As currents are largely responsible for relocating larvae, and as those currents are influenced by temperature patterns in different regions and layers of the ocean, there is a possibility that climate change could affect larval dispersal and connectivity among vent populations, although direct evidence is still lacking. The team suggests that although larval ecology is highly species-specific, the three limpet species examined in this study may be relatively resilient due to their large numbers of offspring and capability of long-distance dispersal via surface waters. As a result, their responses to environmental change or disturbance may not be representative of other hydrothermal vent ecologies. So, comparable studies across a wider range of vent-dwelling species will be needed before the ecological impacts of activities such as deep-sea mining can be properly assessed. Understanding how different vent species recover from disturbance, and how they maintain connectivity between isolated habitats, remains an important area for future research too.

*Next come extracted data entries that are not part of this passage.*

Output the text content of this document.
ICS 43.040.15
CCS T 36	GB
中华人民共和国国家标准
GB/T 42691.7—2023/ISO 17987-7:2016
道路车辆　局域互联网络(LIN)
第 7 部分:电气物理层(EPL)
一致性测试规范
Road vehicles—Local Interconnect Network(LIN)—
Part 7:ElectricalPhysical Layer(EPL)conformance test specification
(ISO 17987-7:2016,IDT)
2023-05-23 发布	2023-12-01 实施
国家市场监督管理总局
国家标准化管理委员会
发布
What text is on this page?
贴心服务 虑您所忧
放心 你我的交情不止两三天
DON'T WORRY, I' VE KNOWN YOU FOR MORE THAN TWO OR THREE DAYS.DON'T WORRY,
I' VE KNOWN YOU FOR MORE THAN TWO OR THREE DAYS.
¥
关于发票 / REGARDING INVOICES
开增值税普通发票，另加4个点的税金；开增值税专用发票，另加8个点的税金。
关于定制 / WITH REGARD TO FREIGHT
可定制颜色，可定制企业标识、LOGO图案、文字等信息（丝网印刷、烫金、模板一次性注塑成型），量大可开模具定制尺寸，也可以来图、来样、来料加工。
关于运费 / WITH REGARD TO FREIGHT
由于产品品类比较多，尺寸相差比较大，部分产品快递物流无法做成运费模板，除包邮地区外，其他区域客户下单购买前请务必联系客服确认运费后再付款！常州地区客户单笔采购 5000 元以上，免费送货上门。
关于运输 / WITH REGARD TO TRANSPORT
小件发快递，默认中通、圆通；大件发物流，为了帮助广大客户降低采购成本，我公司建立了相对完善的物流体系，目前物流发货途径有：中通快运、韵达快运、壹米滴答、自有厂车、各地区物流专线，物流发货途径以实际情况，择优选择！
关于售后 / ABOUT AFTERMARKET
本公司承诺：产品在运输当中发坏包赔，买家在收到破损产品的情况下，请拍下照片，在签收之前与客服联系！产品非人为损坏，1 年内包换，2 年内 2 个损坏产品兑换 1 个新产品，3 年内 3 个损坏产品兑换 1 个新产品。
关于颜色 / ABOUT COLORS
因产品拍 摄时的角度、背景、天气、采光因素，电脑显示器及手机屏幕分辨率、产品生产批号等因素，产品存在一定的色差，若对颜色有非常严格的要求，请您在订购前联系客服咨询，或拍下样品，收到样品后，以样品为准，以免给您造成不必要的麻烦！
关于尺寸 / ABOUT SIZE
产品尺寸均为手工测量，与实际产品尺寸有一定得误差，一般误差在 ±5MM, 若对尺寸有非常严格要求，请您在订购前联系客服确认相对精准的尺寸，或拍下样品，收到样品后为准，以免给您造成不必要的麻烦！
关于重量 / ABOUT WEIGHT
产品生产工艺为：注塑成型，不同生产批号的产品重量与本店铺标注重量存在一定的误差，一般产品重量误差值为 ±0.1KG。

"One of our next goals is to determine how widespread this behavior is among hydrothermal vent animals. In this study, we examined species living at depths of no deeper than around 2,000 meters, but hydrothermal vents occur as deep as 5,000 meters, so we are interested in whether animals from even greater depths also migrate to the sunlit upper ocean during their larval stage," said Kano. "We also want to reconstruct environmental temperature estimates at finer scales across different parts of the larval shell. In the present study, we obtained only a single temperature estimate for each larval shell, but higher-resolution measurements could reveal more detailed aspects of larval behavior. Although this is technically very challenging, it may allow us to trace not only the ascent to surface waters but also the return journey, including the descent into the deep sea and the search for a suitable hydrothermal vent where the larvae eventually settle, feed, reproduce and repeat the cycle again."